Chemogenetic inhibition of the posterior thalamus: Effects on migraine-like phenotypes in mice

Editor’s note: The research described below comes from a recipient of a 2024 MSC Travel Grant supporting travel to the 66th Annual Scientific Meeting of the American Headache Society. These grants reimburse travel expenses for those who have had their abstract for a presentation or poster accepted at a meeting.

By Agatha Greenway, PhD student, University of Iowa, US.

What is the research gap that your study addresses?

There is a gap in understanding of the brain regions involved in migraine. One brain region critical for migraine-like phenotypes in mice is the Posterior Thalamus (PoT). Previous research demonstrated that this brain region is sufficient to induce migraine-like symptoms in mice, including light aversion and touch hypersensitivity. We asked if the PoT is necessary for these migraine-like phenotypes.

What is your research hypothesis?

Inhibition of the PoT will rescue migraine-like symptoms of light aversion and touch hypersensitivity in mice.

What methodology did you use to address your research hypothesis?

We used DREADDs (designer receptors exclusively activated by designer drugs). This involves the injection of the designer receptor into the PoT. This receptor is exclusively activated upon peripheral injection of a designer drug and will inhibit the PoT when activated. We use a known inducer of migraine, CGRP, to induce a migraine-like state in the mice. We ran the mice in a variety of behavior assays that test for migraine-like phenotypes including light aversion and touch hypersensitivity. We chose these because light aversion is the second most bothersome symptom experienced by migraine sufferers, and touch hypersensitivity outside the face is experienced by 60% of migraine sufferers.

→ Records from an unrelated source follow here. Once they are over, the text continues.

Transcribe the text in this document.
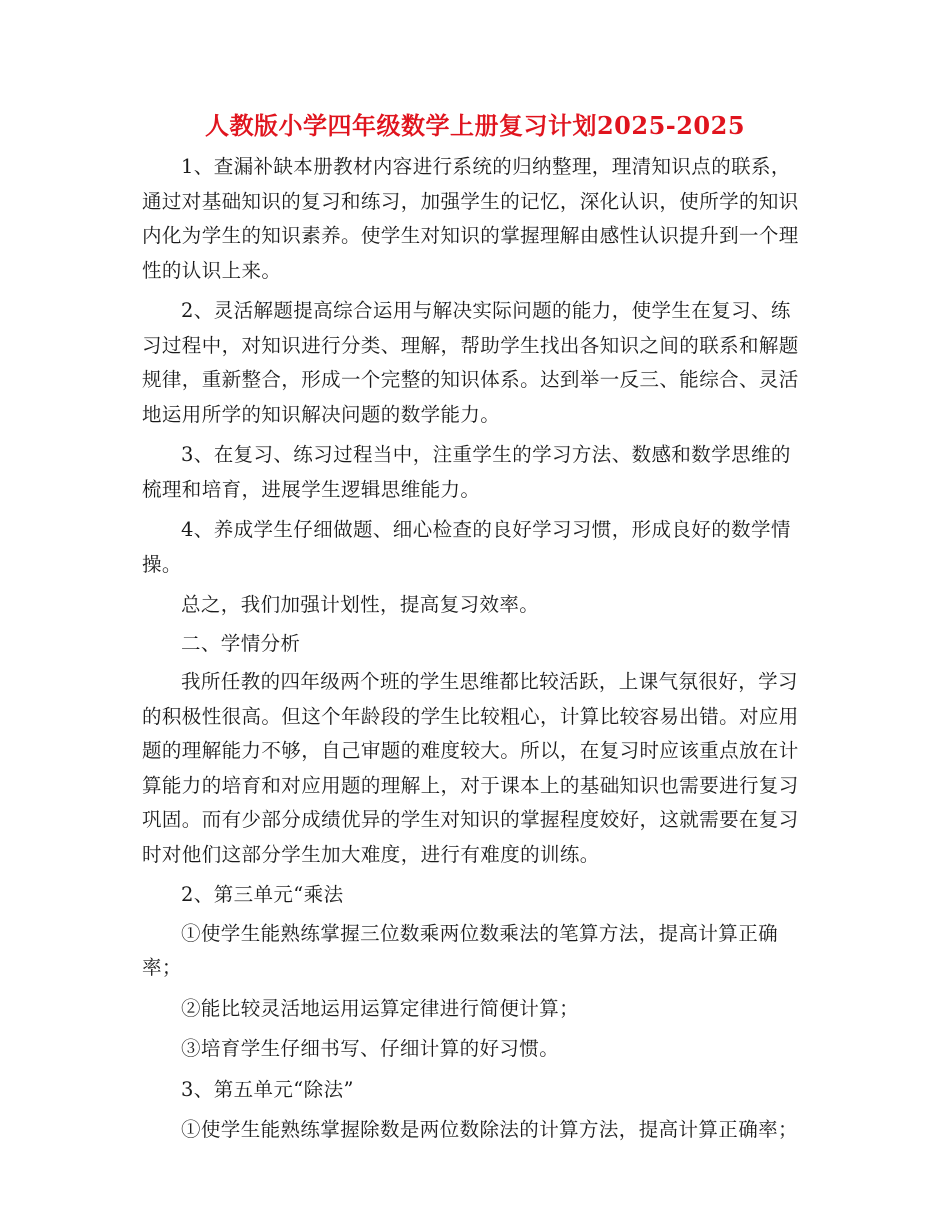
人教版小学四年级数学上册复习计划2025-2025

1、查漏补缺本册教材内容进行系统的归纳整理，理清知识点的联系，通过对基础知识的复习和练习，加强学生的记忆，深化认识，使所学的知识内化为学生的知识素养。使学生对知识的掌握理解由感性认识提升到一个理性的认识上来。

2、灵活解题提高综合运用与解决实际问题的能力，使学生在复习、练习过程中，对知识进行分类、理解，帮助学生找出各知识之间的联系和解题规律，重新整合，形成一个完整的知识体系。达到举一反三、能综合、灵活地运用所学的知识解决问题的数学能力。

3、在复习、练习过程当中，注重学生的学习方法、数感和数学思维的梳理和培育，进展学生逻辑思维能力。

4、养成学生仔细做题、细心检查的良好学习习惯，形成良好的数学情操。

总之，我们加强计划性，提高复习效率。

二、学情分析

我所任教的四年级两个班的学生思维都比较活跃，上课气氛很好，学习的积极性很高。但这个年龄段的学生比较粗心，计算比较容易出错。对应用题的理解能力不够，自己审题的难度较大。所以，在复习时应该重点放在计算能力的培育和对应用题的理解上，对于课本上的基础知识也需要进行复习巩固。而有少部分成绩优异的学生对知识的掌握程度姣好，这就需要在复习时对他们这部分学生加大难度，进行有难度的训练。

2、第三单元“乘法

①使学生能熟练掌握三位数乘两位数乘法的笔算方法，提高计算正确率；

②能比较灵活地运用运算定律进行简便计算；

③培育学生仔细书写、仔细计算的好习惯。

3、第五单元“除法”

①使学生能熟练掌握除数是两位数除法的计算方法，提高计算正确率；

What are the main results of your study?

Inhibition of the PoT partially rescues both light aversion and touch hypersensitivity in mice during a migraine-like state.

What conclusions did you reach based on your results?

These results suggest the PoT is necessary for the development of light aversion and touch hypersensitivity. These data demonstrate the PoT is part of a critical brain network involved in migraine-like symptoms.

What are the limitations of your study?

Due to the partial rescues of light aversion and touch hypersensitivity, we infer that migraine-like phenotypes do not exclusively involve the PoT. This highlights the complex circuitry of migraine.

What is the relevance of your study to migraine?

The PoT and its connections could be harnessed for future targeted brain stimulation therapeutics for migraine.